In Vorarlberg verzeichnet die Mietervereinigung einen massiven Anstieg hilfesuchender Menschen, die mit ihren Mieten im Rückstand sind und vor der Delogierung stehen.
Bregenz. Aufgrund der weitreichenden Einkommensverluste und ‑ausfälle im Zuge der Corona-Epidemie sowie der kapitalistischen Wirtschaftskrise haben viele Menschen in Vorarlberg ein massives Problem, ihre Mieten zu begleichen. Von März bis Juni waren Mieterinnen und Mieter vor Zwangsräumungen geschützt, doch diese Schonfrist ist abgelaufen und seit Juli gibt es wieder Mahnläufe, Räumungsklagen und Delogierungen. Denn natürlich wurde das Problem nur aufgeschoben: Die Corona-bedingten Mietrückstände wurden ja nicht gestrichen, sondern lediglich gestundet – nun müssen sie bezahlt werden, und zwar inklusive vier Prozent Verzugszinsen. Die soziale und finanzielle Situation vieler Menschen ist aber nach wie vor fatal: Durch Kurzarbeit, Arbeitslosigkeit und Verdienstentgang können sie sich ihre Mieten immer noch nicht leisten – und schon gar nicht die jetzt fälligen Nachzahlungen oder Betriebskostenabrechnungen. Viele Menschen wissen nicht, wo sie das geforderte Geld hernehmen sollen, und stehen vor einer persönlichen oder familiären Katastrophe.

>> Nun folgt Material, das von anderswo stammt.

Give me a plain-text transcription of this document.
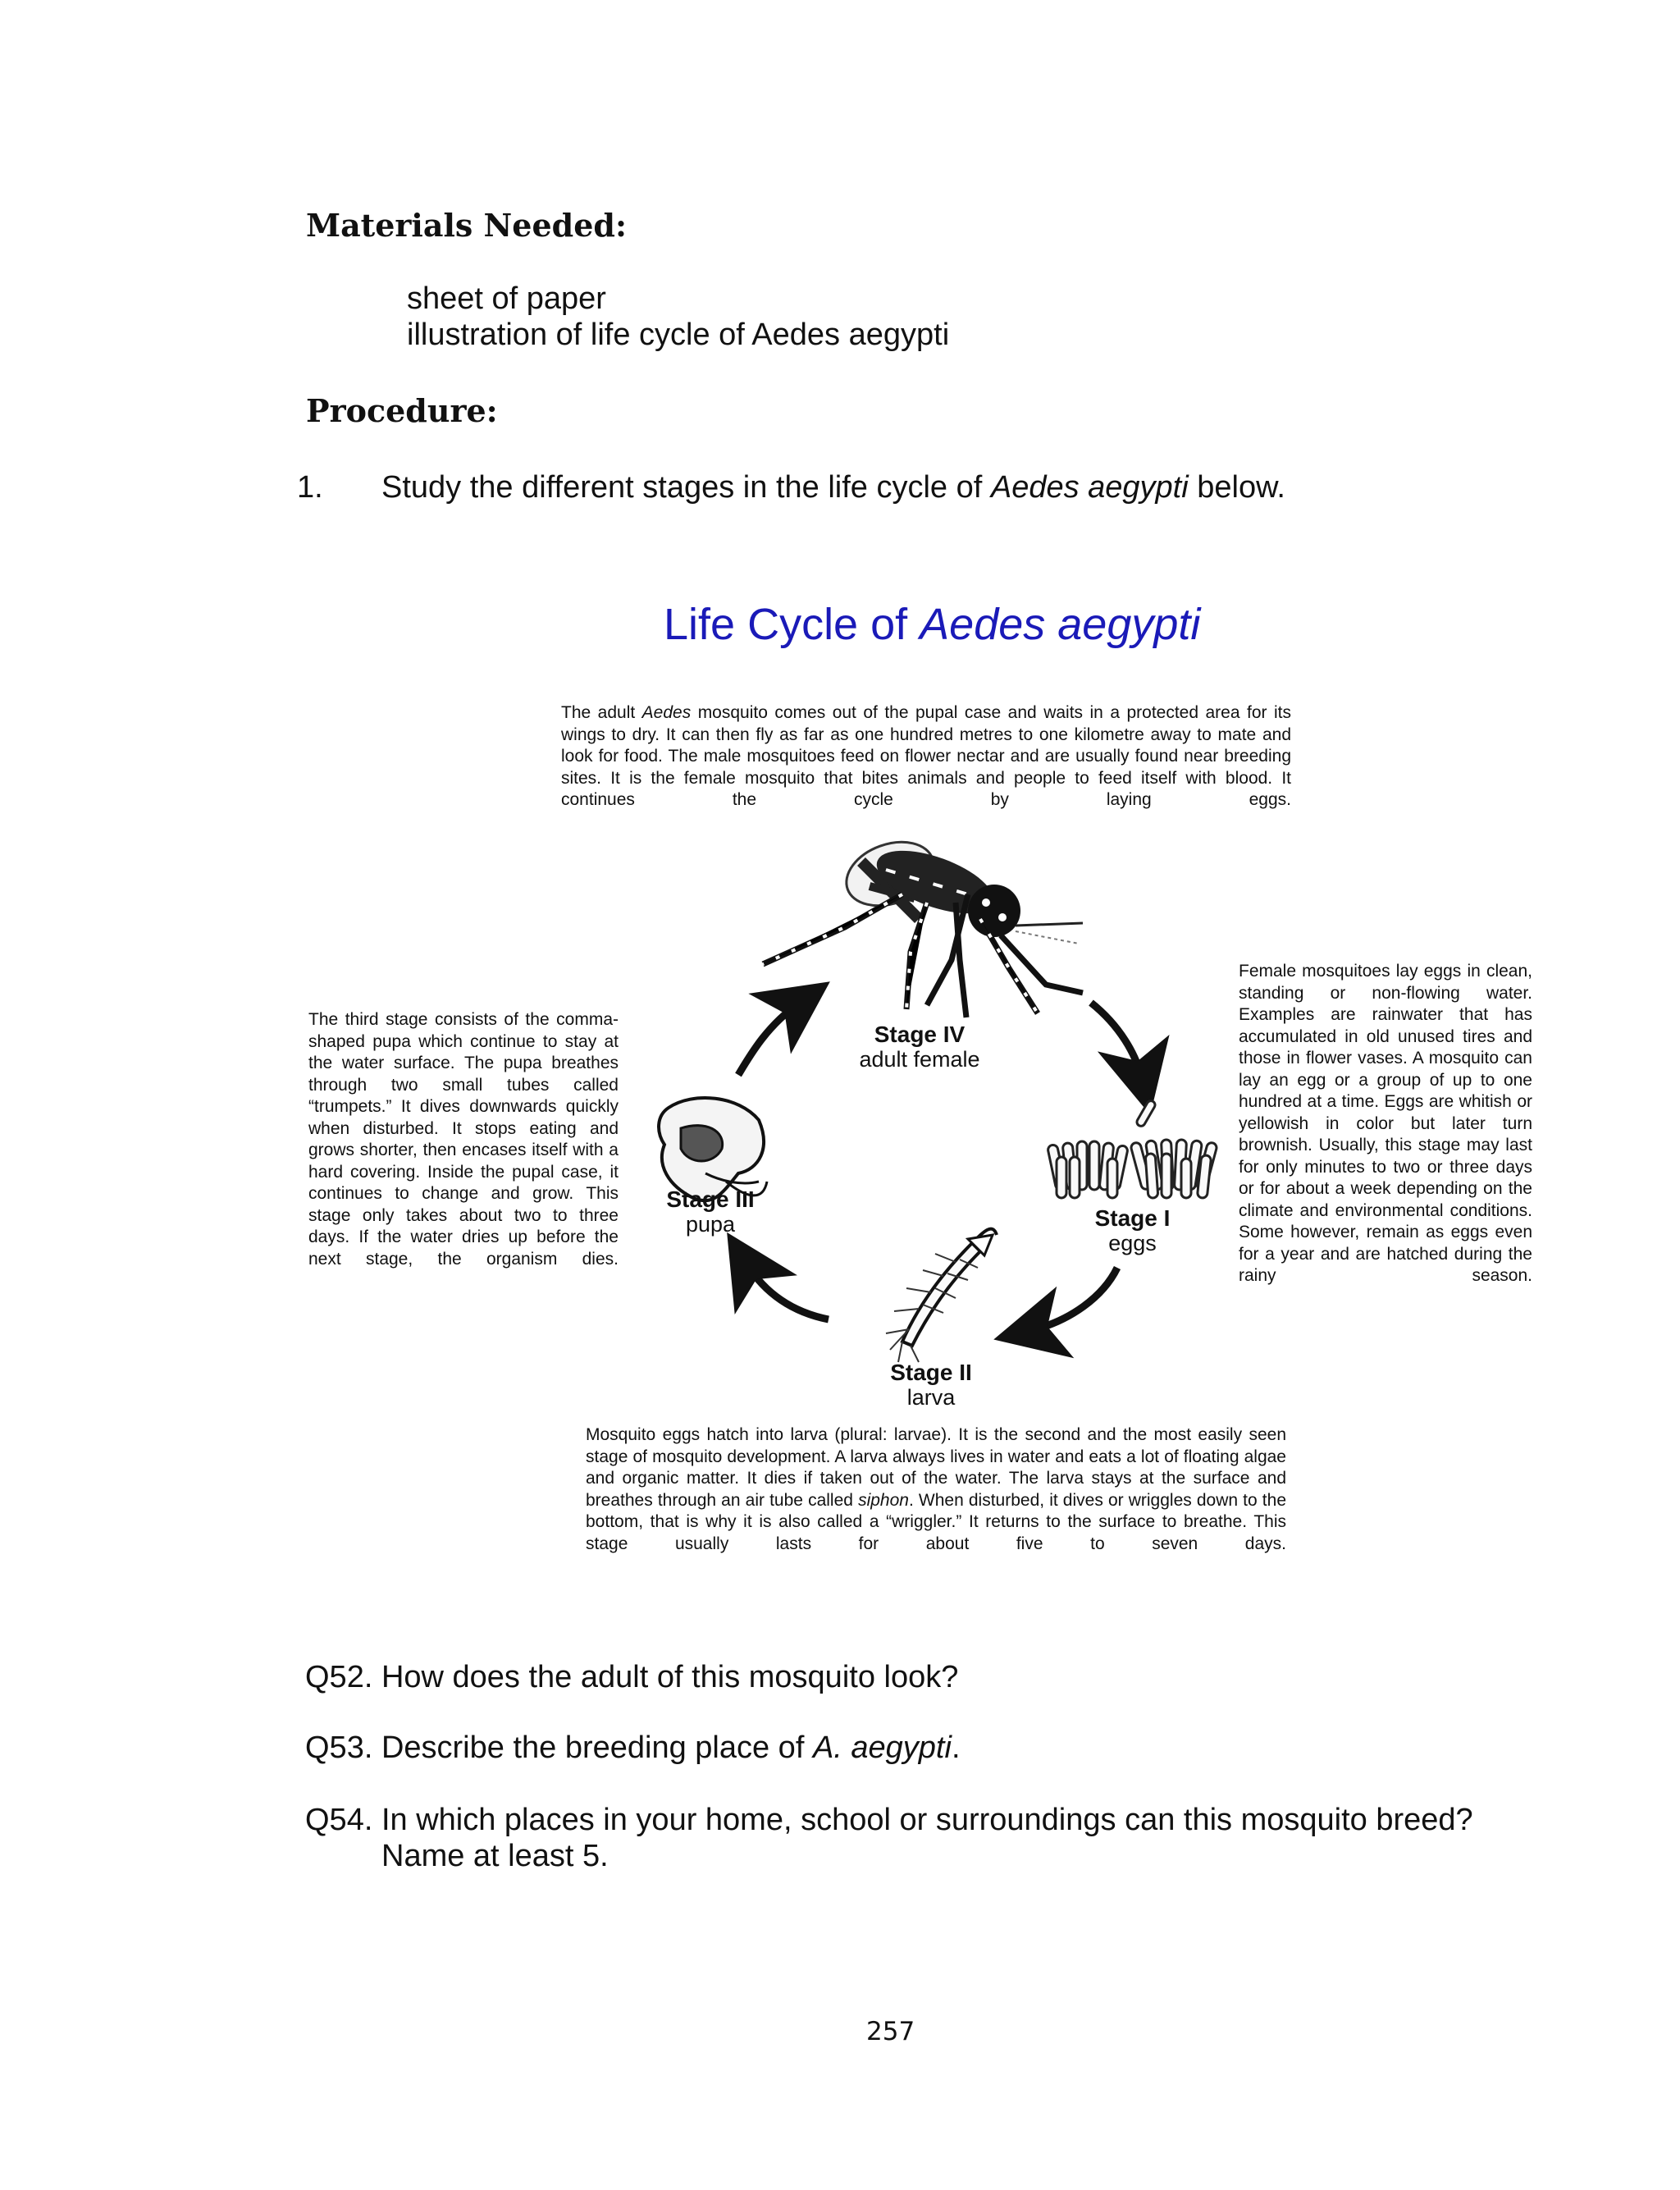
Materials Needed:
sheet of paper
illustration of life cycle of Aedes aegypti
Procedure:
1. Study the different stages in the life cycle of Aedes aegypti below.
Life Cycle of Aedes aegypti
The adult Aedes mosquito comes out of the pupal case and waits in a protected area for its wings to dry. It can then fly as far as one hundred metres to one kilometre away to mate and look for food. The male mosquitoes feed on flower nectar and are usually found near breeding sites. It is the female mosquito that bites animals and people to feed itself with blood. It continues the cycle by laying eggs.
The third stage consists of the comma-shaped pupa which continue to stay at the water surface. The pupa breathes through two small tubes called “trumpets.” It dives downwards quickly when disturbed. It stops eating and grows shorter, then encases itself with a hard covering. Inside the pupal case, it continues to change and grow. This stage only takes about two to three days. If the water dries up before the next stage, the organism dies.
Female mosquitoes lay eggs in clean, standing or non-flowing water. Examples are rainwater that has accumulated in old unused tires and those in flower vases. A mosquito can lay an egg or a group of up to one hundred at a time. Eggs are whitish or yellowish in color but later turn brownish. Usually, this stage may last for only minutes to two or three days or for about a week depending on the climate and environmental conditions. Some however, remain as eggs even for a year and are hatched during the rainy season.
Mosquito eggs hatch into larva (plural: larvae). It is the second and the most easily seen stage of mosquito development. A larva always lives in water and eats a lot of floating algae and organic matter. It dies if taken out of the water. The larva stays at the surface and breathes through an air tube called siphon. When disturbed, it dives or wriggles down to the bottom, that is why it is also called a “wriggler.” It returns to the surface to breathe. This stage usually lasts for about five to seven days.
Stage IV
adult female
Stage III
pupa	Stage I
eggs
Stage II
larva
Q52. How does the adult of this mosquito look?
Q53. Describe the breeding place of A. aegypti.
Q54. In which places in your home, school or surroundings can this mosquito breed?
Name at least 5.
257
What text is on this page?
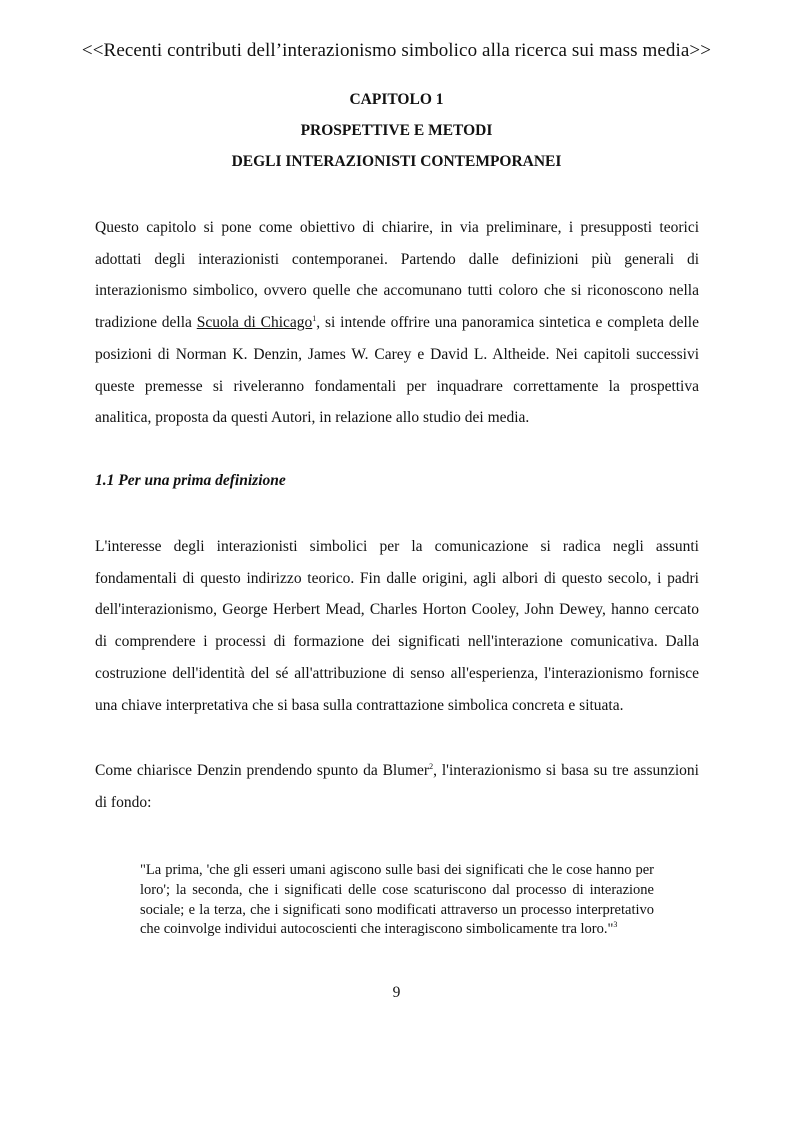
<<Recenti contributi dell’interazionismo simbolico alla ricerca sui mass media>>
CAPITOLO 1
PROSPETTIVE E METODI
DEGLI INTERAZIONISTI CONTEMPORANEI

Questo capitolo si pone come obiettivo di chiarire, in via preliminare, i presupposti teorici adottati degli interazionisti contemporanei. Partendo dalle definizioni più generali di interazionismo simbolico, ovvero quelle che accomunano tutti coloro che si riconoscono nella tradizione della Scuola di Chicago$^1$, si intende offrire una panoramica sintetica e completa delle posizioni di Norman K. Denzin, James W. Carey e David L. Altheide. Nei capitoli successivi queste premesse si riveleranno fondamentali per inquadrare correttamente la prospettiva analitica, proposta da questi Autori, in relazione allo studio dei media.

1.1 Per una prima definizione

L'interesse degli interazionisti simbolici per la comunicazione si radica negli assunti fondamentali di questo indirizzo teorico. Fin dalle origini, agli albori di questo secolo, i padri dell'interazionismo, George Herbert Mead, Charles Horton Cooley, John Dewey, hanno cercato di comprendere i processi di formazione dei significati nell'interazione comunicativa. Dalla costruzione dell'identità del sé all'attribuzione di senso all'esperienza, l'interazionismo fornisce una chiave interpretativa che si basa sulla contrattazione simbolica concreta e situata.

Come chiarisce Denzin prendendo spunto da Blumer$^2$, l'interazionismo si basa su tre assunzioni di fondo:

"La prima, 'che gli esseri umani agiscono sulle basi dei significati che le cose hanno per loro'; la seconda, che i significati delle cose scaturiscono dal processo di interazione sociale; e la terza, che i significati sono modificati attraverso un processo interpretativo che coinvolge individui autocoscienti che interagiscono simbolicamente tra loro."$^3$

9
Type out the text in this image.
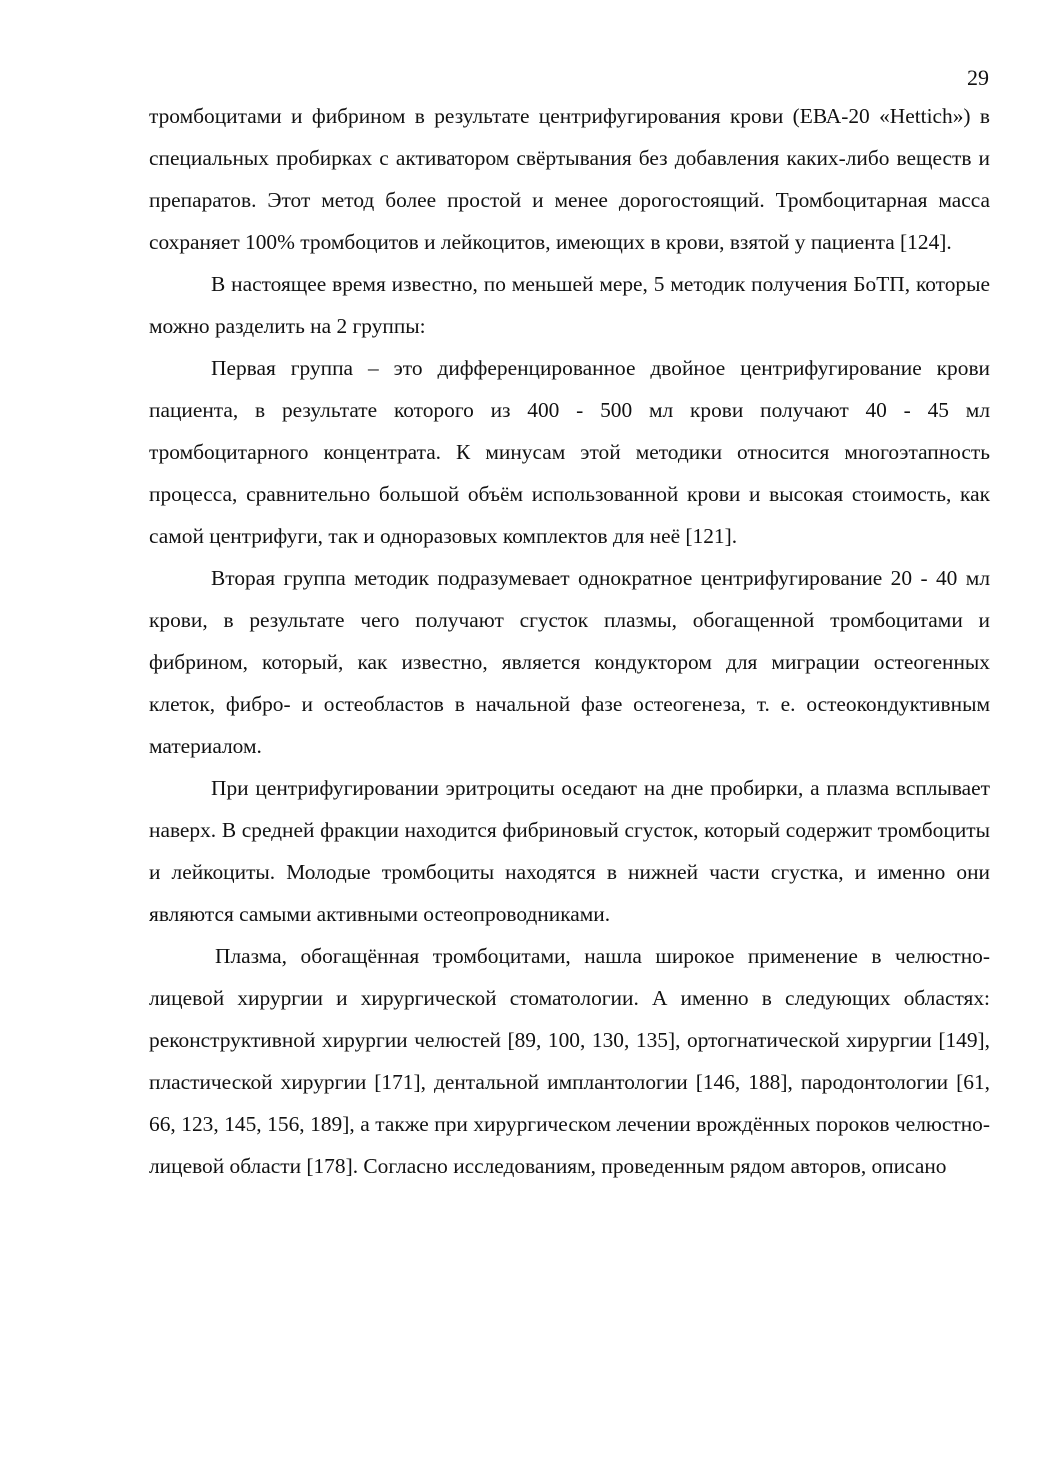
29

тромбоцитами и фибрином в результате центрифугирования крови (ЕВА-20 «Hettich») в специальных пробирках с активатором свёртывания без добавления каких-либо веществ и препаратов. Этот метод более простой и менее дорогостоящий. Тромбоцитарная масса сохраняет 100% тромбоцитов и лейкоцитов, имеющих в крови, взятой у пациента [124].

В настоящее время известно, по меньшей мере, 5 методик получения БоТП, которые можно разделить на 2 группы:

Первая группа – это дифференцированное двойное центрифугирование крови пациента, в результате которого из 400 - 500 мл крови получают 40 - 45 мл тромбоцитарного концентрата. К минусам этой методики относится многоэтапность процесса, сравнительно большой объём использованной крови и высокая стоимость, как самой центрифуги, так и одноразовых комплектов для неё [121].

Вторая группа методик подразумевает однократное центрифугирование 20 - 40 мл крови, в результате чего получают сгусток плазмы, обогащенной тромбоцитами и фибрином, который, как известно, является кондуктором для миграции остеогенных клеток, фибро- и остеобластов в начальной фазе остеогенеза, т. е. остеокондуктивным материалом.

При центрифугировании эритроциты оседают на дне пробирки, а плазма всплывает наверх. В средней фракции находится фибриновый сгусток, который содержит тромбоциты и лейкоциты. Молодые тромбоциты находятся в нижней части сгустка, и именно они являются самыми активными остеопроводниками.

Плазма, обогащённая тромбоцитами, нашла широкое применение в челюстно-лицевой хирургии и хирургической стоматологии. А именно в следующих областях: реконструктивной хирургии челюстей [89, 100, 130, 135], ортогнатической хирургии [149], пластической хирургии [171], дентальной имплантологии [146, 188], пародонтологии [61, 66, 123, 145, 156, 189], а также при хирургическом лечении врождённых пороков челюстно-лицевой области [178]. Согласно исследованиям, проведенным рядом авторов, описано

Die Mietervereinigung Vorarlberg berichtet von einem deutlichen Anstieg hilfesuchender und verzweifelter Menschen, denen der Verlust der Wohnung oder des Hauses droht. In einigen Fällen wurden den Betroffenen vom Vermieter bereits Strom und Wasser abgesperrt und natürlich ist es nur eine Frage der Zeit – nämlich des juristischen Fristenlaufes – bis Menschen wieder effektiv vor die Tür gesetzt werden: Damit sei in der ersten Jahreshälfte 2021 in größerer Zahl zu rechnen, zumal sich die Verhältnisse für viele Menschen nicht bessern, sondern sogar verschlechtern werden. Hinzu kommt im äußersten Westen Österreichs die Tatsache, dass die Wohnungsmieten im Bundesländervergleich in Vorarlberg ohnedies besonders hoch sind. Es ist offensichtlich, dass die betroffenen Mieterinnen und Mieter, denen die Delogierung droht, dringend Hilfe und Unterstützung von Bund und Land brauchen – niemand darf auf der Straße landen. Im Großen zeigt sich aber auch, dass der Kapitalismus das Grundbedürfnis auf würdiges und leistbares Wohnen letztlich nicht erfüllen kann und will: Er will auch über den Mietzins den Maximalprofit aus der eigentumslosen Arbeiterklasse herauspressen, deren ohnedies limitierter Lohn zu einem Gutteil für Wohnkosten draufgeht – für die wirtschaftliche und soziale Situation, die der Kapitalismus selbst den Menschen aufbürdet, interessiert er sich nicht. Insofern braucht es nicht nur niedrigere Mieten, sondern ein anderes System einer gerechten Wohlstandsverteilung, in dem Wohnen ein garantiertes Grundrecht ist.